B. Evidence Presented
Here, the jury was presented with evidence constituting these factors. For example, the evidence showed that David used BTM to purchase the property, in which he and Carmen lived and treated as their personal residence. But the property was listed as an asset of BTM, despite the fact that David and Carmen did not pay BTM rent. The $2 million loan that David had BTM take out to help fund the purchase price of the property was listed as a debt of BTM, yet David took the mortgage interest tax deduction for himself. David also caused BTM to borrow $500,000, then used the money for his personal purposes. Moreover, at the time when capital was needed the most to protect BTM's investors, David recorded the quitclaim deed transferring the property to himself, leaving BTM insolvent to the detriment of creditors.

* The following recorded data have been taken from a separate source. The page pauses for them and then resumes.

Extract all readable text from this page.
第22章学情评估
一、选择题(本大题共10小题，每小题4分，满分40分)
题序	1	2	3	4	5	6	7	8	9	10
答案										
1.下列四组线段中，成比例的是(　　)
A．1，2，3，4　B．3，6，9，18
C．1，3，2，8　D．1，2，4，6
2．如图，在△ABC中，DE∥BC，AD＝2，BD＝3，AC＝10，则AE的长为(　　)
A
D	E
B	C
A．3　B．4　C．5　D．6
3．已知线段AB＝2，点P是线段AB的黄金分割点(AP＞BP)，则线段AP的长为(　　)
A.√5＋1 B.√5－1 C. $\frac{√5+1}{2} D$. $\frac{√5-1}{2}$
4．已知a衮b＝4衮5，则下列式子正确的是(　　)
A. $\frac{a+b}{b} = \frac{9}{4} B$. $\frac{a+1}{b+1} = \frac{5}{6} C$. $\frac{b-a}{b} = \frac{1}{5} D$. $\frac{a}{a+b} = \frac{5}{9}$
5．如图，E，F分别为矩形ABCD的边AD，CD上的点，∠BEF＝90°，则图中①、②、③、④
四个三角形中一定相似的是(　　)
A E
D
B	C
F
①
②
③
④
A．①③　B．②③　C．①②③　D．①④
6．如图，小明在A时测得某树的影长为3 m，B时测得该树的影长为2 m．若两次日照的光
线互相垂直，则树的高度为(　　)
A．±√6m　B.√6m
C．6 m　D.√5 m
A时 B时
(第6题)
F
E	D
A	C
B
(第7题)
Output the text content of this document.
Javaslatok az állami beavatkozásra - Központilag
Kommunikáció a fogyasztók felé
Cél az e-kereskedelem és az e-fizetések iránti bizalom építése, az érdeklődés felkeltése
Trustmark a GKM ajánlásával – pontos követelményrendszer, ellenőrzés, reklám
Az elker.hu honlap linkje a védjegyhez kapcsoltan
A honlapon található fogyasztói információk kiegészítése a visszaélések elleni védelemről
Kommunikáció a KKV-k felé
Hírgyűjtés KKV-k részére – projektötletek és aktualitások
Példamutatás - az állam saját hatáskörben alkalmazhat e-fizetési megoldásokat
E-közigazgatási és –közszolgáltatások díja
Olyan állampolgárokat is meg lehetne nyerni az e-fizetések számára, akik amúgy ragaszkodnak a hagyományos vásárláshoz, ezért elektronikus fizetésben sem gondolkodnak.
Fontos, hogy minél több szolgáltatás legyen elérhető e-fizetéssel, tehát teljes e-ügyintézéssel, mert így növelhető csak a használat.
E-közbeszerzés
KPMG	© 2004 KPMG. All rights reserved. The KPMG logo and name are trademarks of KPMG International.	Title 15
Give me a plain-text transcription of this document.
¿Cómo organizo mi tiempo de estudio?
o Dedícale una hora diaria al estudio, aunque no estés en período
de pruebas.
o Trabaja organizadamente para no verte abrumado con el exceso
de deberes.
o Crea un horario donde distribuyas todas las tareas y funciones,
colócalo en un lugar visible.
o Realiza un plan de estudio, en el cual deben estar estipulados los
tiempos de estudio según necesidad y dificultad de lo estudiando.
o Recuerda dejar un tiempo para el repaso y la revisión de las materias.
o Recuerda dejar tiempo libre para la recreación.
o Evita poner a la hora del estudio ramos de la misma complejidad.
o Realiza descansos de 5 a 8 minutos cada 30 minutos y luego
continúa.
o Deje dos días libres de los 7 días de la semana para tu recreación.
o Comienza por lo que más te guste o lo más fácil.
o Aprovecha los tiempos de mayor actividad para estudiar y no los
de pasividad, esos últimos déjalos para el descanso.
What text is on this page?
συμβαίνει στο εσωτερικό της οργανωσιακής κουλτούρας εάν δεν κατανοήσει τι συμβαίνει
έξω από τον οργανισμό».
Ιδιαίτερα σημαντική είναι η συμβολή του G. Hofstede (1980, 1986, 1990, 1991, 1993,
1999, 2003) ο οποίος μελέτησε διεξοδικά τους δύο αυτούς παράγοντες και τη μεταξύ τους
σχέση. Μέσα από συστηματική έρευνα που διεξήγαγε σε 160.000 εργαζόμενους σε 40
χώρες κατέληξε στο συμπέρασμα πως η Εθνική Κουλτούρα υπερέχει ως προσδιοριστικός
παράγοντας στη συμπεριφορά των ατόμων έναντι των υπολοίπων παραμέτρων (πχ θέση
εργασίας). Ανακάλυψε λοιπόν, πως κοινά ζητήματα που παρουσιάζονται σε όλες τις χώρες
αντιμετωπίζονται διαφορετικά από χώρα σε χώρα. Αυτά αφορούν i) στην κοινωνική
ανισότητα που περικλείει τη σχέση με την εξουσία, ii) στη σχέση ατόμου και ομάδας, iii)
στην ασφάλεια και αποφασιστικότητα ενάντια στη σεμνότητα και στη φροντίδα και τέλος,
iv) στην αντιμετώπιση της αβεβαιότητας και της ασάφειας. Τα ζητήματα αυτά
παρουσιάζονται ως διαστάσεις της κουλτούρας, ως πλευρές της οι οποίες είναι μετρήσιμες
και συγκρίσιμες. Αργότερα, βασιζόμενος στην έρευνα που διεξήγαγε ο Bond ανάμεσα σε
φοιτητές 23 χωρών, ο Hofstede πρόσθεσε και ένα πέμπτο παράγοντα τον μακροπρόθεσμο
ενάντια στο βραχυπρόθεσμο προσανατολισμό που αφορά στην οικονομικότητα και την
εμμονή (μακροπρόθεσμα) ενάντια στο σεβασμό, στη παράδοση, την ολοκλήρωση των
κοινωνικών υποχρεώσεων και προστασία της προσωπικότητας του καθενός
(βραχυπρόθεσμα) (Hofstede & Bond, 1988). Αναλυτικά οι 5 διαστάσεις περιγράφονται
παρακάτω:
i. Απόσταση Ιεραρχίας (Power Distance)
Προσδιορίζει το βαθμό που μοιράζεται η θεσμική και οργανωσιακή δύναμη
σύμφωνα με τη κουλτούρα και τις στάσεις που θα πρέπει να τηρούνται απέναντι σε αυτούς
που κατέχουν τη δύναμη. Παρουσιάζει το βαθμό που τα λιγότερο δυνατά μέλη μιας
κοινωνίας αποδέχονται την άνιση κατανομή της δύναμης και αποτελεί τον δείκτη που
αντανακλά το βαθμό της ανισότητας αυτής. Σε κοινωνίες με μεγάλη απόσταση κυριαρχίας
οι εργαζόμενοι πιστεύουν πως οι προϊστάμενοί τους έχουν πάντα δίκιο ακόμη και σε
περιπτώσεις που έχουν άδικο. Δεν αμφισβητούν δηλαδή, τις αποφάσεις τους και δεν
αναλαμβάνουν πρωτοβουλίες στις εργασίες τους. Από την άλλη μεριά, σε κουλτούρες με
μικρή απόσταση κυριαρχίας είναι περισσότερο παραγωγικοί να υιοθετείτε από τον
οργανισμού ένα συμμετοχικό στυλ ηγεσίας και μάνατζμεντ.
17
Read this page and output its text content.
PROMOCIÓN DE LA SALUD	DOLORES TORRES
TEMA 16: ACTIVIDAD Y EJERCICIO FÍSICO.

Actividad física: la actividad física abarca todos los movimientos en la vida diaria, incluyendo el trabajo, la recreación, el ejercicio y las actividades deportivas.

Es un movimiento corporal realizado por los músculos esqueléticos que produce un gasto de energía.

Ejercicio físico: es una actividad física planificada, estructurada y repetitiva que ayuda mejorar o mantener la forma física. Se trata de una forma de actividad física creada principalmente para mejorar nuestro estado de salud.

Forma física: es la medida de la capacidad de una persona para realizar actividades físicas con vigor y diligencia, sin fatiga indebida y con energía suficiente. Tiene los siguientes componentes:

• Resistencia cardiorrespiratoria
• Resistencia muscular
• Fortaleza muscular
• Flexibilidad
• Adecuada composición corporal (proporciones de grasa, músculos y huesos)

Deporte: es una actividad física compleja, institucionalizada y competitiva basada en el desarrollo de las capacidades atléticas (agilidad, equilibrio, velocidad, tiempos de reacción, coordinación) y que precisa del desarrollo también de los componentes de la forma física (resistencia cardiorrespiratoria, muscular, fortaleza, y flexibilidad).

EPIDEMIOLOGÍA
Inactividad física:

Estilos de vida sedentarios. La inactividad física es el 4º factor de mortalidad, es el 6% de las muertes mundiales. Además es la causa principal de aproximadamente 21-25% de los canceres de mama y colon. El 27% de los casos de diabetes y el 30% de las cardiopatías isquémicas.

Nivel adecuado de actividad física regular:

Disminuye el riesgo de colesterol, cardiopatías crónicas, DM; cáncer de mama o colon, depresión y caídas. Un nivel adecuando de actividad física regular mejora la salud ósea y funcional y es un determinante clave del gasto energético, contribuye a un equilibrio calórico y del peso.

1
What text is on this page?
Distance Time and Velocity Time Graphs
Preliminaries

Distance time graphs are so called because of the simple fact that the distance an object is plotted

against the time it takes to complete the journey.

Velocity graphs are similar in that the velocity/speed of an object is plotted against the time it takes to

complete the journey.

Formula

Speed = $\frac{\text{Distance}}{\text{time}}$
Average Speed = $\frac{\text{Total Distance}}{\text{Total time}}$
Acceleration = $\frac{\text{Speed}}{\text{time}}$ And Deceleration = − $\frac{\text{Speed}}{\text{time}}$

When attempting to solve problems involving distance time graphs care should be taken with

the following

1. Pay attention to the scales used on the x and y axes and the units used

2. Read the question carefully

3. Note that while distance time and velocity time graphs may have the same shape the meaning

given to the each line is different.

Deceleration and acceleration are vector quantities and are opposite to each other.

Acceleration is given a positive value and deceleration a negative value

David used BTM's bank accounts for his personal purposes. He wrote checks from the accounts to himself and even wrote a $30,000 check to his personal divorce attorney. He also used BTM's bank accounts to funnel his money into the United States.
David held himself out as a personal guarantor for the debts of BTM. Several witnesses testified that he promised to make investors whole for any losses on the church construction projects.
The jury heard testimony that BTM never followed corporate formalities, such as written consents, share registers, meetings of directors, or paying dividends. Over time other formalities slackened, including the absence of corporate minutes. David testified: "I didn't have to document it. It was only dealing with me. Who was I going to document it to?"
David testified that he completely owned and controlled BTM. BTM was simply a "vehicle" for his use, and whatever funds flowed into BTM flowed back out to him.
BTM had no employees and no physical office.
In sum, substantial evidence supports the jury's finding that David was the alter ego of BTM.
II. No Instructional Error
Appellants contend that the trial court erred by not instructing the jury that (1) a heightened standard exists for finding alter ego in contract cases and (2) there can be no "double counting" for fraudulent transfers.
"'"The propriety of jury instructions is a question of law that we review de novo. [Citation.]" [Citation.] If an instruction is found to be erroneous, reversal is required only when "it appears probable that the improper instruction misled the jury and affected [its] verdict. [Citation.]"'" (Spriesterbach v. Holland (2013) 215 Cal.App.4th 255, 263.)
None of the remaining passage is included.